BERAU – Rencana pengoperasian rumah sakit baru (RS Raja Alam) masih harus menunggu penyelesaian Regulasi BPJS. Penjelasan itu disampaikan oleh Bupati Berau saat menjelaskan program pemerintah daerah yang pelaksanaanya telah dilandasari oleh nilai-nilai Pancasila.
Menurutnya, prinsip-prinsip Pancasila telah diterapkan dalam berbagai program pembangunan dan pelayanan kepada masyarakat. Namun, ia mengakui saat ini pemerintah daerah menghadapi tantangan efisiensi anggaran sehingga pelaksanaan sejumlah program harus disesuaikan.
Sri Juniarsih menjelaskan sektor kesehatan yang menurutnya menjadi salah satu prioritas pemerintah daerah. Namun hingga kini, rumah sakit baru yang telah dibangun belum dapat dioperasikan karena masih ada sejumlah regulasi yang harus dipenuhi.
Ia menegaskan, penundaan operasional rumah sakit tersebut bukan karena pemerintah daerah sengaja menunda atau tidak memiliki komitmen untuk meningkatkan pelayanan kesehatan kepada masyarakat.
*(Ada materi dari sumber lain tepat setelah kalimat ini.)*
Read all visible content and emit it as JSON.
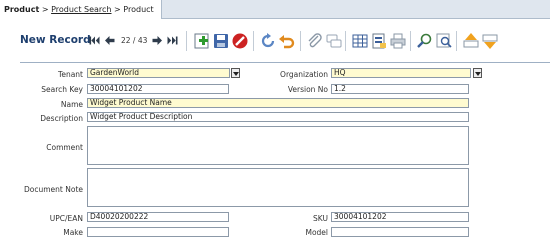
{
  "breadcrumb": {
    "root": "Product",
    "sep1": " > ",
    "link": "Product Search",
    "sep2": " > ",
    "current": "Product"
  },
  "toolbar": {
    "title": "New Record",
    "counter": "22 / 43",
    "icons": [
      "first-record-icon",
      "previous-record-icon",
      "next-record-icon",
      "last-record-icon",
      "new-record-icon",
      "save-icon",
      "delete-icon",
      "refresh-icon",
      "undo-icon",
      "attachment-icon",
      "chat-icon",
      "grid-toggle-icon",
      "report-icon",
      "print-icon",
      "zoom-across-icon",
      "find-icon",
      "parent-record-icon",
      "detail-record-icon"
    ]
  },
  "form": {
    "tenant": {
      "label": "Tenant",
      "value": "GardenWorld"
    },
    "organization": {
      "label": "Organization",
      "value": "HQ"
    },
    "search_key": {
      "label": "Search Key",
      "value": "30004101202"
    },
    "version_no": {
      "label": "Version No",
      "value": "1.2"
    },
    "name": {
      "label": "Name",
      "value": "Widget Product Name"
    },
    "description": {
      "label": "Description",
      "value": "Widget Product Description"
    },
    "comment": {
      "label": "Comment",
      "value": ""
    },
    "document_note": {
      "label": "Document Note",
      "value": ""
    },
    "upc": {
      "label": "UPC/EAN",
      "value": "D40020200222"
    },
    "sku": {
      "label": "SKU",
      "value": "30004101202"
    },
    "make": {
      "label": "Make",
      "value": ""
    },
    "model": {
      "label": "Model",
      "value": ""
    }
  },
  "colors": {
    "required_bg": "#fffbd0",
    "title_blue": "#1e3f6e",
    "tabbar_bg": "#dfe6ee"
  }
}
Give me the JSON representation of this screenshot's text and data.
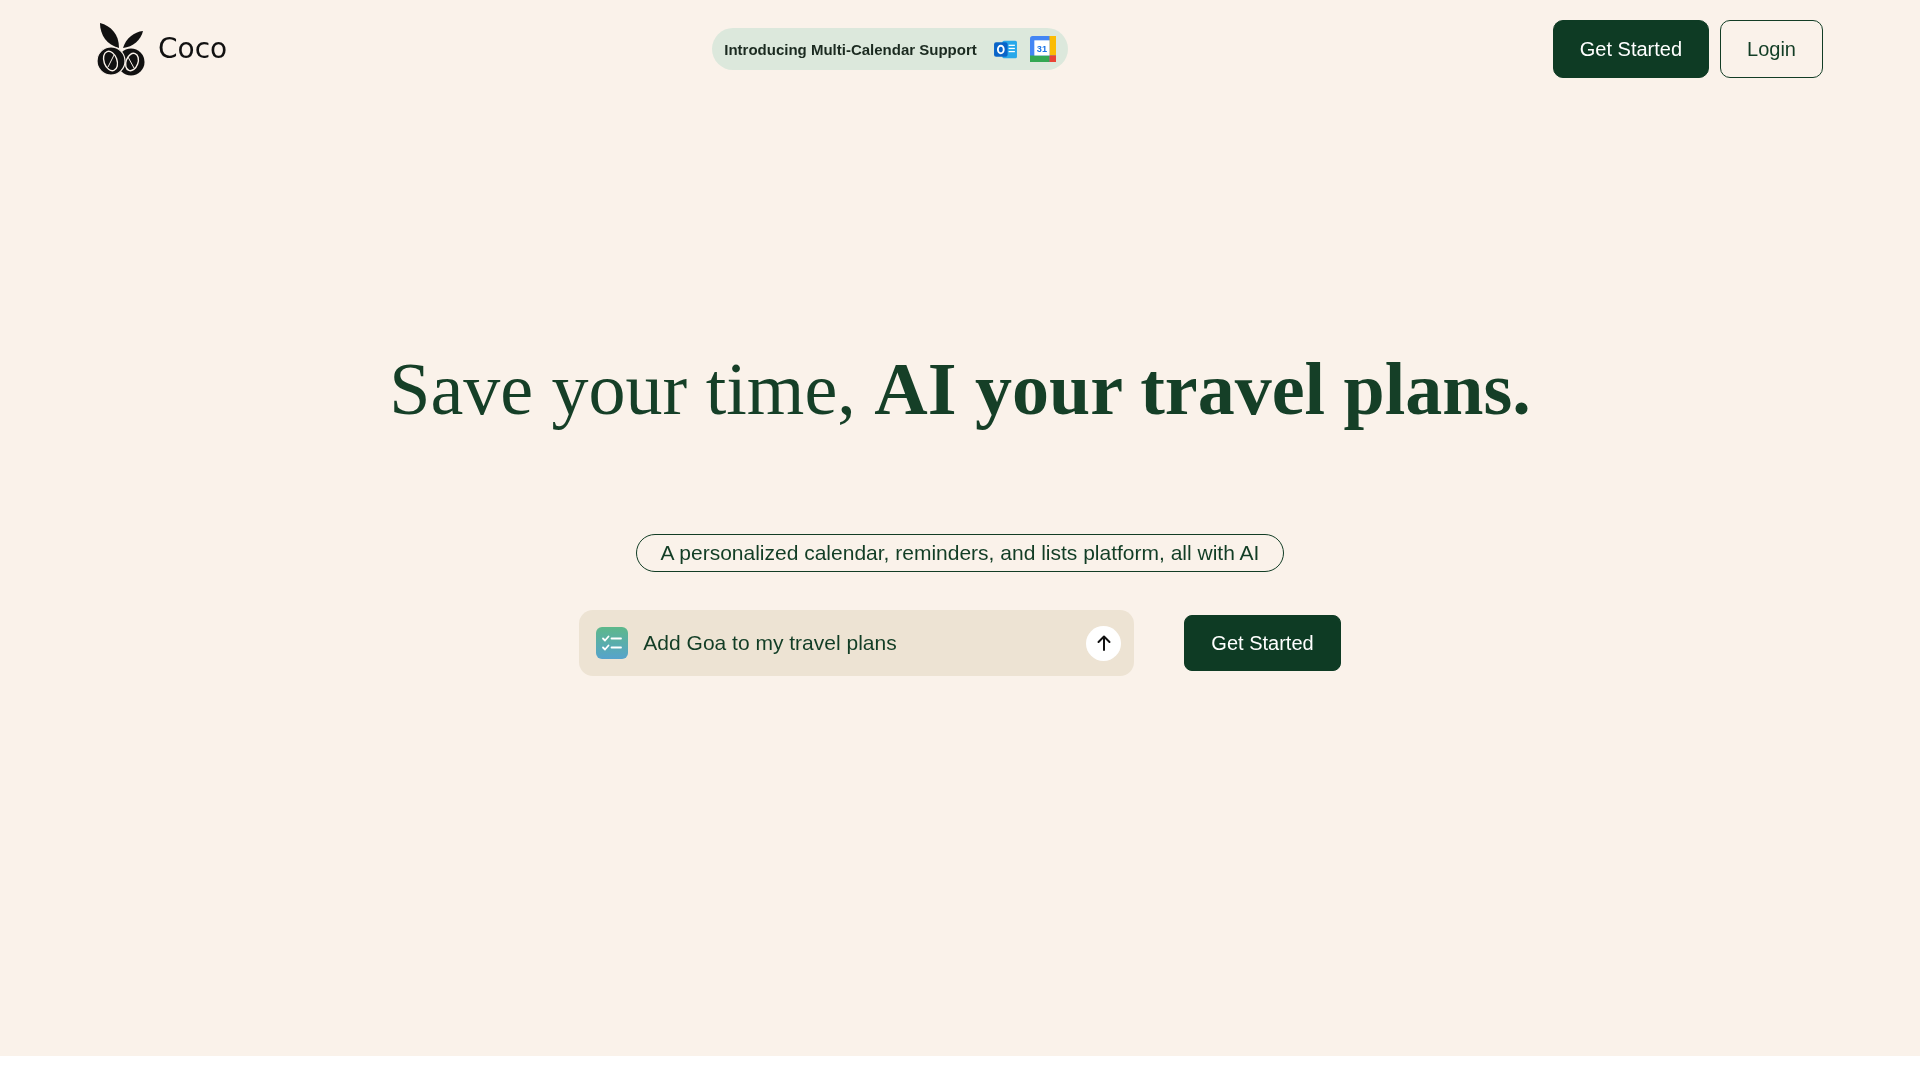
{
  "header": {
    "logo": {
      "text": "Coco"
    },
    "announcement": {
      "text": "Introducing Multi-Calendar Support",
      "calendar_icon_label": "31"
    },
    "buttons": [
      {
        "label": "Get Started",
        "kind": "primary"
      },
      {
        "label": "Login",
        "kind": "outline"
      }
    ]
  },
  "hero": {
    "headline": "Save your time, **AI your travel plans.**",
    "tagline": "A personalized calendar, reminders, and lists platform, all with AI",
    "prompt": {
      "value": "Add Goa to my travel plans"
    },
    "button": {
      "label": "Get Started",
      "kind": "primary"
    }
  }
}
“Karena itu adalah salah satu poin-poin dari Pancasila. Keadilan kepada masyarakat dalam hal kesehatan prioritas bagi saya. Tetapi kami sangat patuh terhadap regulasi. Kami tidak ingin mengaktifkan rumah sakit baru, ternyata dari sisi aturan kami salah. Kami tidak mau membebani masyarakat dan tidak ingin melanggar regulasi,” ungkapnya se-usai Upacara Hari Lahir Pancasila Senin (01/06/2026).
Menurutnya, keberadaan rumah sakit baru merupakan bagian dari upaya pemerintah untuk mewujudkan keadilan sosial di bidang kesehatan. Karena itu, pemerintah daerah terus berupaya agar fasilitas tersebut dapat segera beroperasi.
“Ketika kami tetap membuka misalnya, kami harus memungut bayaran kepada masyarakat, itu namanya pungli. Itu masyarakat yang lebih ribut lagi kalau namanya pungli. Ketika kami harus gratiskan, di mana kami mengambil dana itu? Di tengah efisiensi anggaran saat ini”. Ungkapnya.
Sri Juniarsih juga meminta masyarakat memahami bahwa keterlambatan tersebut disebabkan oleh proses administrasi dan aturan yang harus dipenuhi. Ia menegaskan pemerintah daerah tidak dapat mengambil langkah yang bertentangan dengan ketentuan yang berlaku.
“Bukan kami delay karena kemauan kami, tetapi kami juga diatur oleh regulasi. Target kami mungkin sekitar 7-6 bulan. Tapi kami upayakan secepat mungkin,” jelasnya.
Saat ini, sebagian besar peralatan untuk rumah sakit tersebut disebut sudah tersedia. Namun masih terdapat beberapa persyaratan yang harus diselesaikan, salah satunya terkait mekanisme kerja sama dengan BPJS Kesehatan.
“Barang-barang sudah masuk, tetapi ada regulasi yang harus kami patuhi. Ternyata satu rumah sakit itu satu BPJS. Kalau ada dua rumah sakit berarti harus ada pengaturan BPJS untuk rumah sakit yang lain juga,” ungkapnya.